These results suggested that the polysaccharide fraction of WPS-2 might be explored as a potential safe antioxidant and antitumor agent. (C) 2012 Elsevier
B.V. All rights reserved.”
“Nitric oxide (NO) is an endogenous vasodilator molecule synthetized from L-arginine by a family of nitric oxide synthases. In differentiated human endothelial cells, it is well known that L-arginine uptake via cationic amino acid transporters (y(+)/CAT) or KPT-8602 datasheet system y(+)L is required for the NO synthesis via endothelial nitric oxide synthase, but there are no reports in human endothelial progenitor cell (hEPC). Therefore, we isolated hEPCs from peripheral blood of healthy donors and cultured them for either 3 (hEPC-3d) or 14 days (hEPC-14d) to characterize
the L-arginine transport and NO synthesis in those cells. L-arginine transport and NO synthesis were analyzed in the presence or absence of N-ethylmaleimide or L-nitroarginine methyl ester, as inhibitors of y(+)/CAT system and nitric oxide synthases, respectively. The results showed that L-arginine uptake is higher 3-deazaneplanocin A price in hEPC-14d than in hEPC-3d. Kinetic parameters for L-arginine transport showed the existence of at least 2 transporter systems in hEPC: a high affinity transporter system (K-m = 4.8 +/- 1.1 mu M for hEPC-3d and 6.1 +/- 2.4 mu M for hEPC-14d) and a medium affinity transporter system (K-m = 85.1 +/- 4.0 mu M for hEPC-3d and 95.1 +/- 8 mu M for hEPC-14d). Accordingly, hEPC expressed mRNA and protein for CAT-1 (ie, system y(+)) and mRNA for 2 subunits of y(+)L system, yLAT1, and 4F2hc. Higher L-citruline production and NO bioavailability (4-fold), and endothelial nitric oxide synthase expression (both mRNA and protein) were observed in hEPC-14d compared with hEPC-3d. Finally, the high L-citruline formation observed in hEPC-14d was blocked by N-ethylmaleimide. In conclusion, this study allowed to identity a functional L-arginine/NO pathway in two hEPC differentiation stages, which improves the understanding of the physiology of these precursor cells.”

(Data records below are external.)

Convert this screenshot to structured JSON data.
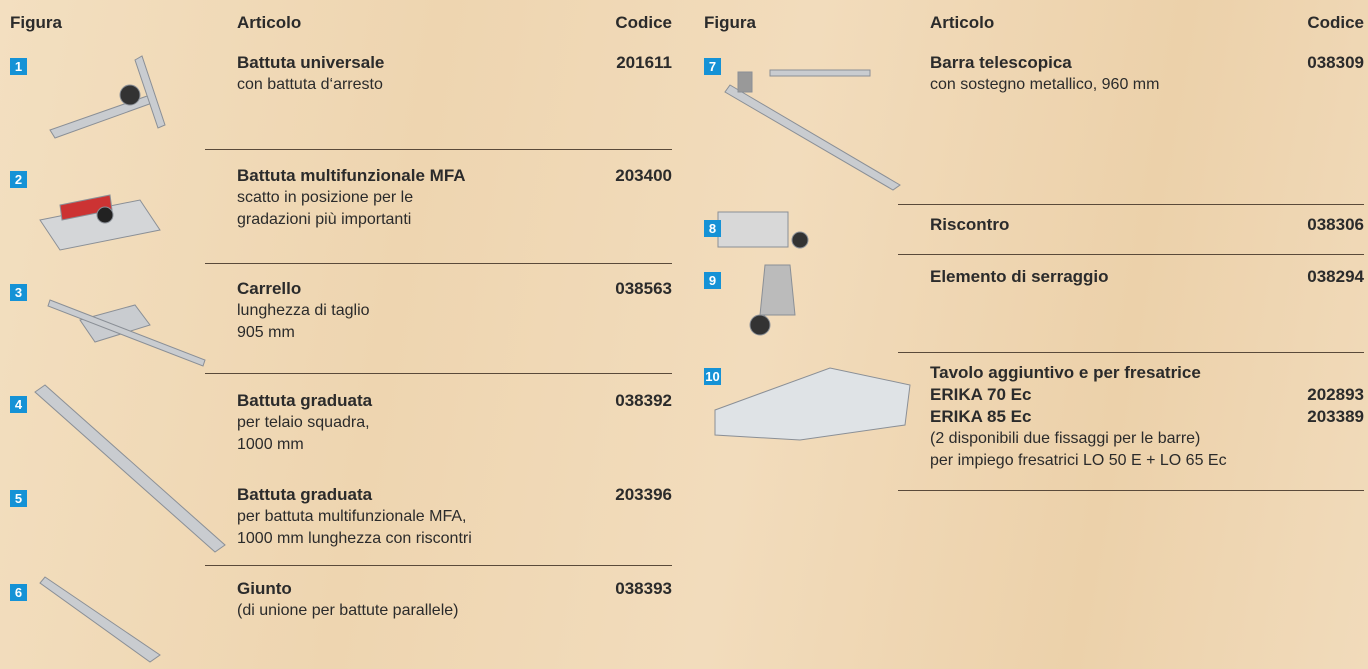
{
  "left": {
    "headers": [
      "Figura",
      "Articolo",
      "Codice"
    ],
    "rows": [
      {
        "number": "1",
        "title": "Battuta universale",
        "description": [
          "con battuta d‘arresto"
        ],
        "code": "201611"
      },
      {
        "number": "2",
        "title": "Battuta multifunzionale MFA",
        "description": [
          "scatto in posizione per le",
          "gradazioni più importanti"
        ],
        "code": "203400"
      },
      {
        "number": "3",
        "title": "Carrello",
        "description": [
          "lunghezza di taglio",
          "905 mm"
        ],
        "code": "038563"
      },
      {
        "number": "4",
        "title": "Battuta graduata",
        "description": [
          "per telaio squadra,",
          "1000 mm"
        ],
        "code": "038392"
      },
      {
        "number": "5",
        "title": "Battuta graduata",
        "description": [
          "per battuta multifunzionale MFA,",
          "1000 mm lunghezza con riscontri"
        ],
        "code": "203396"
      },
      {
        "number": "6",
        "title": "Giunto",
        "description": [
          "(di unione per battute parallele)"
        ],
        "code": "038393"
      }
    ]
  },
  "right": {
    "headers": [
      "Figura",
      "Articolo",
      "Codice"
    ],
    "rows": [
      {
        "number": "7",
        "title": "Barra telescopica",
        "description": [
          "con sostegno metallico, 960 mm"
        ],
        "code": "038309"
      },
      {
        "number": "8",
        "title": "Riscontro",
        "description": [],
        "code": "038306"
      },
      {
        "number": "9",
        "title": "Elemento di serraggio",
        "description": [],
        "code": "038294"
      },
      {
        "number": "10",
        "title": "Tavolo aggiuntivo e per fresatrice",
        "items": [
          {
            "name": "ERIKA 70 Ec",
            "code": "202893"
          },
          {
            "name": "ERIKA 85 Ec",
            "code": "203389"
          }
        ],
        "description": [
          "(2 disponibili due fissaggi per le barre)",
          "per impiego fresatrici LO 50 E + LO 65 Ec"
        ]
      }
    ]
  }
}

“Objectives This study sought
to characterize temporal trends in hospitalizations with heart failure as a primary or secondary diagnosis.\n\nBackground Heart failure patients are frequently admitted for both heart failure GSK1838705A datasheet and other causes.\n\nMethods Using the Nationwide Inpatient Sample (NIS), we evaluated trends in heart failure hospitalizations between 2001 and 2009. Hospitalizations were categorized as either primary or secondary heart failure hospitalizations based on the location of heart failure in the discharge diagnosis. National estimates were calculated using the sampling weights of the NIS. Age- and sex-standardized hospitalization rates were determined by dividing the number of hospitalizations by the U.S. population in a given year and using direct standardization.